A 66-year-old male presented with
fever and
erythema at our hospital, and leukoerythroblastosis,
anemia,
thrombocytopenia, and multiple low-density lesions in the moderately
enlarged spleen were detected. Skin tissue revealed CD8+ T cells with the expression of cytotoxic molecule markers involving fat lobules, and subcutaneous
panniculitis T-cell lymphoma (SPTCL) was diagnosed. The bone marrow displayed no infiltration of lymphoid
tumor cells, but
hyperplasia of granulocytes and megakaryocytes with grade 2 stromal
fibrosis. In addition, the bone marrow exhibited diffuse 18F-fluorodeoxyglucose (FDG) accumulation on FDG positron-emission tomography/computed tomography (FDG-PET/CT). Although
chemotherapy improved SPTCL, the patient died from
leukocytosis with leukoerythroblastosis.
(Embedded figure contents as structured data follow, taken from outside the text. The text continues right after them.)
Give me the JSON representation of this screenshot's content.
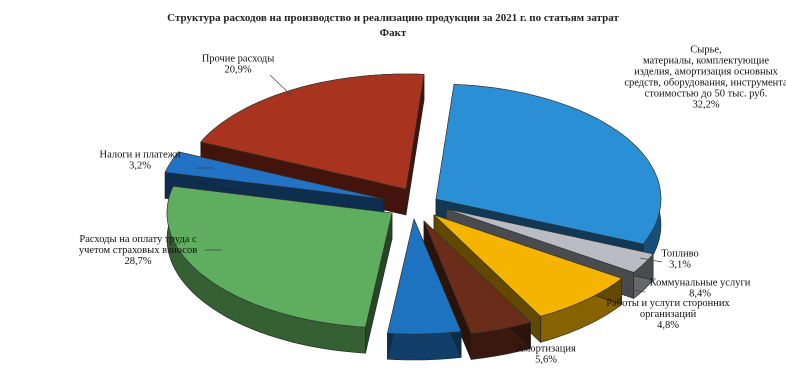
{
  "chart_data": {
    "type": "pie",
    "title": "Структура расходов на производство и реализацию продукции за 2021 г. по статьям затрат",
    "subtitle": "Факт",
    "slices": [
      {
        "label": [
          "Сырье,",
          "материалы, комплектующие",
          "изделия, амортизация основных",
          "средств, оборудования, инструмента",
          "стоимостью до 50 тыс. руб."
        ],
        "value_label": "32,2%",
        "value": 32.2,
        "color": "#2b8fd6"
      },
      {
        "label": [
          "Топливо"
        ],
        "value_label": "3,1%",
        "value": 3.1,
        "color": "#b9bcc3"
      },
      {
        "label": [
          "Коммунальные услуги"
        ],
        "value_label": "8,4%",
        "value": 8.4,
        "color": "#f5b400"
      },
      {
        "label": [
          "Работы и услуги сторонних",
          "организаций"
        ],
        "value_label": "4,8%",
        "value": 4.8,
        "color": "#6b2c1a"
      },
      {
        "label": [
          "Амортизация"
        ],
        "value_label": "5,6%",
        "value": 5.6,
        "color": "#1e73c0"
      },
      {
        "label": [
          "Расходы на оплату труда с",
          "учетом страховых взносов"
        ],
        "value_label": "28,7%",
        "value": 28.7,
        "color": "#5fae5f"
      },
      {
        "label": [
          "Налоги и платежи"
        ],
        "value_label": "3,2%",
        "value": 3.2,
        "color": "#2272c5"
      },
      {
        "label": [
          "Прочие расходы"
        ],
        "value_label": "20,9%",
        "value": 20.9,
        "color": "#a8331f"
      }
    ],
    "legend": "none",
    "exploded": true
  }
}
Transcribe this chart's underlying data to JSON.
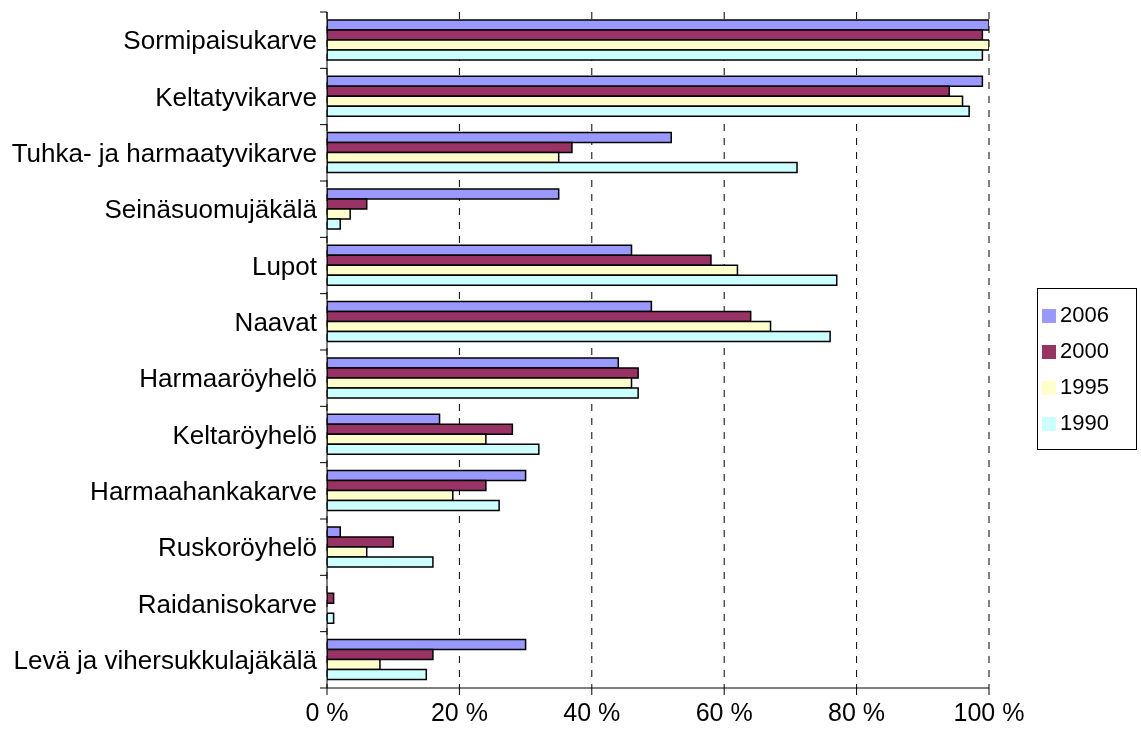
{
  "chart_data": {
    "type": "bar",
    "orientation": "horizontal",
    "categories": [
      "Sormipaisukarve",
      "Keltatyvikarve",
      "Tuhka- ja harmaatyvikarve",
      "Seinäsuomujäkälä",
      "Lupot",
      "Naavat",
      "Harmaaröyhelö",
      "Keltaröyhelö",
      "Harmaahankakarve",
      "Ruskoröyhelö",
      "Raidanisokarve",
      "Levä ja vihersukkulajäkälä"
    ],
    "series": [
      {
        "name": "2006",
        "color": "#9999ff",
        "values": [
          100,
          99,
          52,
          35,
          46,
          49,
          44,
          17,
          30,
          2,
          0,
          30
        ]
      },
      {
        "name": "2000",
        "color": "#993366",
        "values": [
          99,
          94,
          37,
          6,
          58,
          64,
          47,
          28,
          24,
          10,
          1,
          16
        ]
      },
      {
        "name": "1995",
        "color": "#ffffcc",
        "values": [
          100,
          96,
          35,
          3.5,
          62,
          67,
          46,
          24,
          19,
          6,
          0,
          8
        ]
      },
      {
        "name": "1990",
        "color": "#ccffff",
        "values": [
          99,
          97,
          71,
          2,
          77,
          76,
          47,
          32,
          26,
          16,
          1,
          15
        ]
      }
    ],
    "xlim": [
      0,
      100
    ],
    "xticks": [
      {
        "value": 0,
        "label": "0 %"
      },
      {
        "value": 20,
        "label": "20 %"
      },
      {
        "value": 40,
        "label": "40 %"
      },
      {
        "value": 60,
        "label": "60 %"
      },
      {
        "value": 80,
        "label": "80 %"
      },
      {
        "value": 100,
        "label": "100 %"
      }
    ],
    "grid": "x",
    "legend": "right"
  }
}
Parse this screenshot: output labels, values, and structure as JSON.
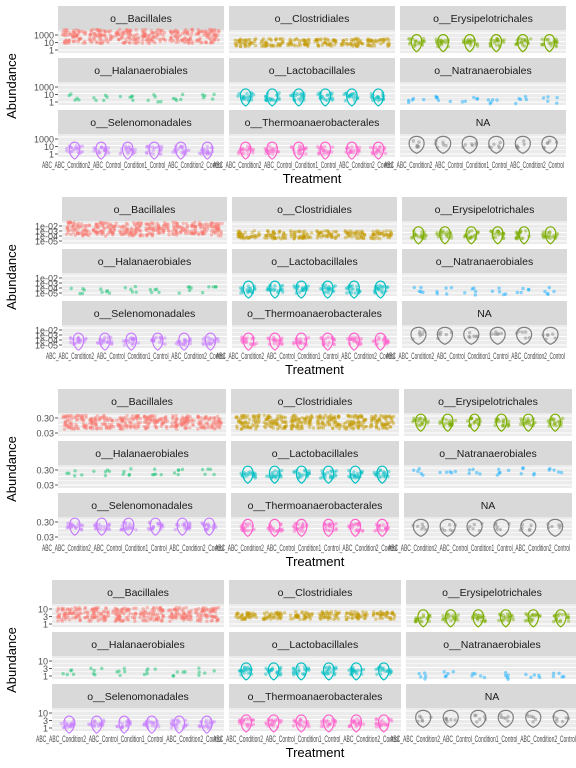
{
  "chart_data": [
    {
      "type": "scatter",
      "subtype": "faceted-violin-jitter",
      "xlabel": "Treatment",
      "ylabel": "Abundance",
      "x_tick_text": "ABC_ABC_Condition2_ABC_Control_Condition1_Control_ABC_Condition2_Control",
      "y_scale": "log",
      "y_ticks": [
        "1000",
        "10",
        "1"
      ],
      "facets": [
        {
          "name": "o__Bacillales",
          "color": "#F8766D",
          "level": 0.72,
          "density": "heavy"
        },
        {
          "name": "o__Clostridiales",
          "color": "#C49A00",
          "level": 0.45,
          "density": "medium"
        },
        {
          "name": "o__Erysipelotrichales",
          "color": "#7CAE00",
          "level": 0.45,
          "density": "light"
        },
        {
          "name": "o__Halanaerobiales",
          "color": "#00BE67",
          "level": 0.3,
          "density": "sparse"
        },
        {
          "name": "o__Lactobacillales",
          "color": "#00BFC4",
          "level": 0.35,
          "density": "light"
        },
        {
          "name": "o__Natranaerobiales",
          "color": "#00A9FF",
          "level": 0.2,
          "density": "sparse"
        },
        {
          "name": "o__Selenomonadales",
          "color": "#C77CFF",
          "level": 0.3,
          "density": "light"
        },
        {
          "name": "o__Thermoanaerobacterales",
          "color": "#FF61CC",
          "level": 0.3,
          "density": "light"
        },
        {
          "name": "NA",
          "color": "#7F7F7F",
          "level": 0.55,
          "density": "violin"
        }
      ]
    },
    {
      "type": "scatter",
      "subtype": "faceted-violin-jitter",
      "xlabel": "Treatment",
      "ylabel": "Abundance",
      "x_tick_text": "ABC_ABC_Condition2_ABC_Control_Condition1_Control_ABC_Condition2_Control",
      "y_scale": "log",
      "y_ticks": [
        "1e-02",
        "1e-03",
        "1e-04",
        "1e-05"
      ],
      "facets": [
        {
          "name": "o__Bacillales",
          "color": "#F8766D",
          "level": 0.65,
          "density": "heavy"
        },
        {
          "name": "o__Clostridiales",
          "color": "#C49A00",
          "level": 0.4,
          "density": "medium"
        },
        {
          "name": "o__Erysipelotrichales",
          "color": "#7CAE00",
          "level": 0.4,
          "density": "light"
        },
        {
          "name": "o__Halanaerobiales",
          "color": "#00BE67",
          "level": 0.25,
          "density": "sparse"
        },
        {
          "name": "o__Lactobacillales",
          "color": "#00BFC4",
          "level": 0.3,
          "density": "light"
        },
        {
          "name": "o__Natranaerobiales",
          "color": "#00A9FF",
          "level": 0.2,
          "density": "sparse"
        },
        {
          "name": "o__Selenomonadales",
          "color": "#C77CFF",
          "level": 0.3,
          "density": "light"
        },
        {
          "name": "o__Thermoanaerobacterales",
          "color": "#FF61CC",
          "level": 0.3,
          "density": "light"
        },
        {
          "name": "NA",
          "color": "#7F7F7F",
          "level": 0.55,
          "density": "violin"
        }
      ]
    },
    {
      "type": "scatter",
      "subtype": "faceted-violin-jitter",
      "xlabel": "Treatment",
      "ylabel": "Abundance",
      "x_tick_text": "ABC_ABC_Condition2_ABC_Control_Condition1_Control_ABC_Condition2_Control",
      "y_scale": "log",
      "y_ticks": [
        "0.30",
        "0.03"
      ],
      "facets": [
        {
          "name": "o__Bacillales",
          "color": "#F8766D",
          "level": 0.6,
          "density": "heavy"
        },
        {
          "name": "o__Clostridiales",
          "color": "#C49A00",
          "level": 0.6,
          "density": "heavy"
        },
        {
          "name": "o__Erysipelotrichales",
          "color": "#7CAE00",
          "level": 0.6,
          "density": "light"
        },
        {
          "name": "o__Halanaerobiales",
          "color": "#00BE67",
          "level": 0.7,
          "density": "sparse"
        },
        {
          "name": "o__Lactobacillales",
          "color": "#00BFC4",
          "level": 0.6,
          "density": "light"
        },
        {
          "name": "o__Natranaerobiales",
          "color": "#00A9FF",
          "level": 0.7,
          "density": "sparse"
        },
        {
          "name": "o__Selenomonadales",
          "color": "#C77CFF",
          "level": 0.6,
          "density": "light"
        },
        {
          "name": "o__Thermoanaerobacterales",
          "color": "#FF61CC",
          "level": 0.55,
          "density": "light"
        },
        {
          "name": "NA",
          "color": "#7F7F7F",
          "level": 0.55,
          "density": "violin"
        }
      ]
    },
    {
      "type": "scatter",
      "subtype": "faceted-violin-jitter",
      "xlabel": "Treatment",
      "ylabel": "Abundance",
      "x_tick_text": "ABC_ABC_Condition2_ABC_Control_Condition1_Control_ABC_Condition2_Control",
      "y_scale": "log",
      "y_ticks": [
        "10",
        "3",
        "1"
      ],
      "facets": [
        {
          "name": "o__Bacillales",
          "color": "#F8766D",
          "level": 0.55,
          "density": "heavy"
        },
        {
          "name": "o__Clostridiales",
          "color": "#C49A00",
          "level": 0.5,
          "density": "medium"
        },
        {
          "name": "o__Erysipelotrichales",
          "color": "#7CAE00",
          "level": 0.4,
          "density": "light"
        },
        {
          "name": "o__Halanaerobiales",
          "color": "#00BE67",
          "level": 0.3,
          "density": "sparse"
        },
        {
          "name": "o__Lactobacillales",
          "color": "#00BFC4",
          "level": 0.35,
          "density": "light"
        },
        {
          "name": "o__Natranaerobiales",
          "color": "#00A9FF",
          "level": 0.15,
          "density": "sparse"
        },
        {
          "name": "o__Selenomonadales",
          "color": "#C77CFF",
          "level": 0.3,
          "density": "light"
        },
        {
          "name": "o__Thermoanaerobacterales",
          "color": "#FF61CC",
          "level": 0.35,
          "density": "light"
        },
        {
          "name": "NA",
          "color": "#7F7F7F",
          "level": 0.55,
          "density": "violin"
        }
      ]
    }
  ]
}
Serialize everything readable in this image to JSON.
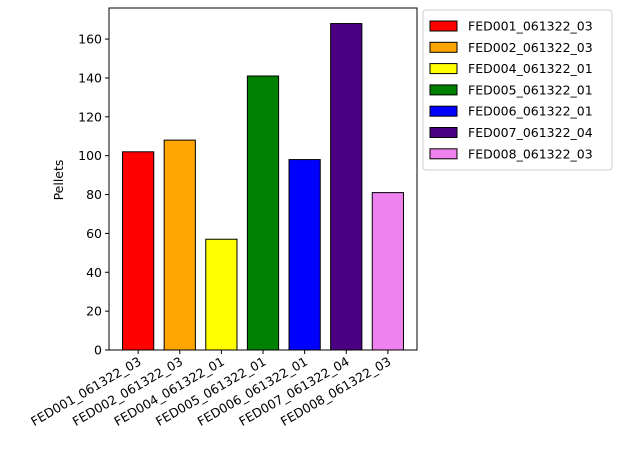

We obtained negative results for the JAK2 V617F mutation, and CD34+ cells were elevated in the bone marrow compared with the levels at initial examination. The final diagnosis was concurrent
myelodysplastic syndrome (MDS) with
fibrosis and SPTCL. This report highlights that it is essential to consider MDS or other myeloproliferative
neoplasms (MPN) as possible complications when
malignant lymphoma complicates
myelofibrosis in the absence of bone marrow infiltration of
lymphoma cells. Perhaps, the assessment of clonal markers of MPN and FDG accumulation patterns in the bone marrow by FDG-PET/CT could enable differentiation.